Histone and Chromatin Dynamics Facilitating DNA repair

Abstract

Our nuclear genomes are complexed with histone proteins to form nucleosomes, the repeating units of chromatin which function to package and limit unscheduled access to the genome. In response to helix-distorting DNA lesions and DNA double-strand breaks, chromatin is disassembled around the DNA lesion to facilitate DNA repair and it is reassembled after repair is complete to reestablish the epigenetic landscape and regulating access to the genome. DNA damage also triggers decondensation of the local chromatin structure, incorporation of histone variants and dramatic transient increases in chromatin mobility to facilitate the homology search during homologous recombination. Here we review the current state of knowledge of these changes in histone and chromatin dynamics in response to DNA damage, the molecular mechanisms mediating these dynamics, as well as their functional contributions to the maintenance of genome integrity to prevent human diseases including cancer.
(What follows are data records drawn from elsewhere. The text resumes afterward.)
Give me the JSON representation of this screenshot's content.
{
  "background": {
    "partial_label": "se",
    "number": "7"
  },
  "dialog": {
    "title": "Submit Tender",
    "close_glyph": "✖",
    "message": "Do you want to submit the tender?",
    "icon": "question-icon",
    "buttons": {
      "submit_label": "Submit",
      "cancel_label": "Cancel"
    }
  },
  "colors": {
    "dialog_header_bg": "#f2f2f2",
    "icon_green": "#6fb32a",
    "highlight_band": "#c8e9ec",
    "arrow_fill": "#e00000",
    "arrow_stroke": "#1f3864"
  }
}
Keywords: Chromatin; DNA end resection; Homologous recombination; Non-homologous End Joining.

Fig 1.

Generic overview of stepwise chromatin assembly and disassembly processes to form and dismantle, respectively, nucleosomes. The magnification on the left shows the nucleosome structure determined by Karolin Luger by X-ray crystallography. The zoom out on the right indicates that nucleosomes are the repeating unit of chromatin within the nucleus.

Fig 2.

Model for chromatin dynamics during Nucleotide Excision Repair: Upon UVC damage, DDB2 and associated protein ubiquitinate the histones in the vicinity of the DNA lesion, resulting in removal of parental histones from the chromatin in the vicinity of the DNA lesion, triggering chromatin opening which facilitates access for the DNA repair machinery to the DNA lesion. HIRA assembles H3.3 into the chromatin, followed by CAF-1/ASF1-mediated assembly of newly-synthesized H3.1/H4 and FACT-mediated assembly of H2A/H2B onto the repaired DNA. Parental histones also return to the repaired DNA.

Fig 3.

Chromatin disassembly and assembly during DSB repair in mammalian cells. During NHEJ the DSB triggers ATM and INO80-dependent disassembly of ~8 nucleosomes around the break, to allow NHEJ. After NHEJ is complete, HIRA, CAF-1 and ASF1 assemble histones onto repaired DNA. During HR, DNA-PK phosphorylates ASF1 which increases its interaction with CAF-1 and histones. ASF1, CAF-1 and the histone interaction in turn are required for recruitment of the RAD51 loader MMS22L/TONSL to the DSB, resulting in the replacement of RPA with RAD51 on ssDNA. TONSL recruitment is via binding to newly-synthesized histones bearing H4K20me0. After Rad51 loading, H3.3 incorporation promotes extended repair synthesis and sister exchange. By analogy to the situation in yeast, it is likely that CAF-1 and ASF1 also assemble new H3/H4 after DNA repair but this has not yet been shown in mammalian cells. Exactly when chromatin compaction occurs during / after DNA repair is unclear.

Fig 4.

Histone degradation and chromatin movement during HR in yeast. In response to DSBs, histones are ubiquitinated by ubiquitin ligases and histones are evicted from the DNA in a manner dependent on the INO80 complex. These evicted histones are degraded by the proteasome. The resulting loss of histones causes chromatin decompaction which assists in a faster homology search during HR.

Fig 5.

Types of chromatin dynamics during DSB repair in metazoan cells: Clustering of DSBs occurs where DSBs on different chromosomes cluster. 53BP1 accumulates over mega base lengths of DNA along with γH2A.X to form repair foci in the form of liquid droplets acting as a scaffold to recruit other repair factors. Loop extrusion in TADs and spreading of γH2A.X to mega base regions in the TAD occurs during DSB repair. DSBs in repetitive heterochromatin move to the nuclear periphery to facilitate HR with the sister chromatid, away from all the other repeats.